Société Moins de 50 % des objets sont restitués aux clients distraits.

On estime que, chaque année, près de 9,5 millions d’objets de clients sont récupérés par le personnel, après leur départ dans les hôtels. Un chiffre encore bien plus important si on y inclut les résidences de vacances, gîtes, campings et autres chambres d’hôtes.

Dans les objets perdus, on retrouve de tout. Des objets de plus ou moins grande valeur (montres, bijoux, lunettes, vêtements, clefs, objets numériques, portefeuilles, stylos de marque, parfums, vanity-case, etc.). Mais ils restent rares et représenteraient près de 5 % du volume recueilli. Viennent ensuite les affaires oubliées du quotidien, de moyenne valeur (parapluies, serviettes, chargeurs de téléphone, sous-vêtements, trousses de toilette, etc.). Jusqu’à des objets sans intérêt majeur.
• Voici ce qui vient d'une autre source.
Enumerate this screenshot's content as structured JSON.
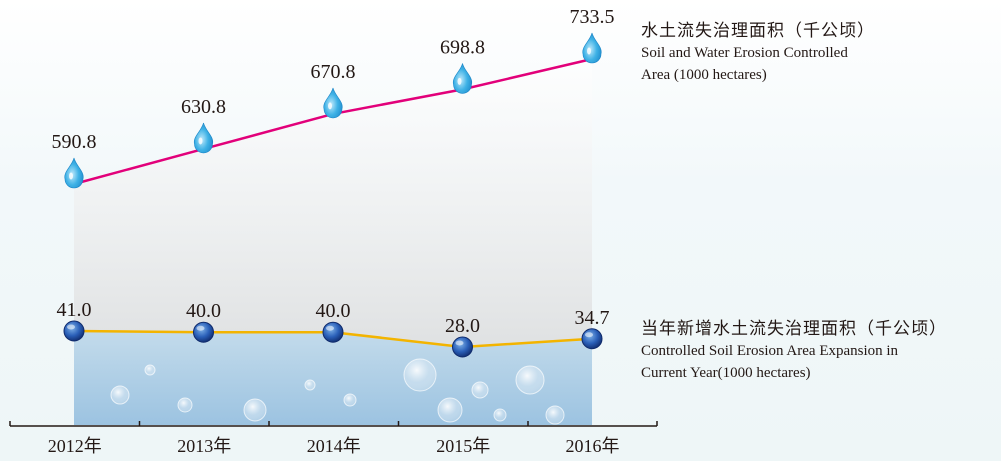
{
  "chart_data": {
    "type": "line",
    "categories": [
      "2012年",
      "2013年",
      "2014年",
      "2015年",
      "2016年"
    ],
    "series": [
      {
        "name_cn": "水土流失治理面积（千公顷）",
        "name_en": "Soil and Water Erosion Controlled Area (1000 hectares)",
        "values": [
          590.8,
          630.8,
          670.8,
          698.8,
          733.5
        ],
        "labels": [
          "590.8",
          "630.8",
          "670.8",
          "698.8",
          "733.5"
        ],
        "color": "#e2007a"
      },
      {
        "name_cn": "当年新增水土流失治理面积（千公顷）",
        "name_en": "Controlled Soil Erosion Area Expansion in Current Year(1000 hectares)",
        "values": [
          41.0,
          40.0,
          40.0,
          28.0,
          34.7
        ],
        "labels": [
          "41.0",
          "40.0",
          "40.0",
          "28.0",
          "34.7"
        ],
        "color": "#f3b400"
      }
    ],
    "colors": {
      "marker_top": "#2aa5de",
      "marker_bottom": "#1b3f8f",
      "axis": "#231815"
    }
  },
  "legend": {
    "top": {
      "cn": "水土流失治理面积（千公顷）",
      "en_line1": "Soil and Water Erosion Controlled",
      "en_line2": "Area (1000 hectares)"
    },
    "bottom": {
      "cn": "当年新增水土流失治理面积（千公顷）",
      "en_line1": "Controlled Soil Erosion Area Expansion in",
      "en_line2": "Current Year(1000 hectares)"
    }
  }
}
On ne compte évidemment pas dans l’inventaire les aliments, boissons, gels douche, shampoings, dentifrices et plus largement les périssables.

Les hébergeurs interrogés par Coach Omnium sont seulement 53 % à recontacter systématiquement les clients lorsqu’ils retrouvent un objet oublié et 19 % déclarent le faire régulièrement. Plus on monte en gamme et, sans surprise, plus la démarche est systématisée : de 46 % dans les établissements 2* à 61 % dans les 5*.

Pour autant, c’est la valeur supposée des objets perdus qui motive ou non les hébergeurs à reprendre contact avec les clients. Des objets de faible valeur supposée ne donnent pas lieu à ce travail.

À l’inverse, plus du quart des hébergeurs (26 %) ne prennent pas l’initiative du rappel, et ce quelle que soit la catégorie; bien que dans les 5*, seuls 15 % attendent que le client les contacte. Les villages vacances informent moins systématiquement leurs clients concernés (à 45 %) et sont plus attentistes (à 32 %). Dans ces cas, les hébergeurs attendent que les clients se manifestent pour récupérer leur bien.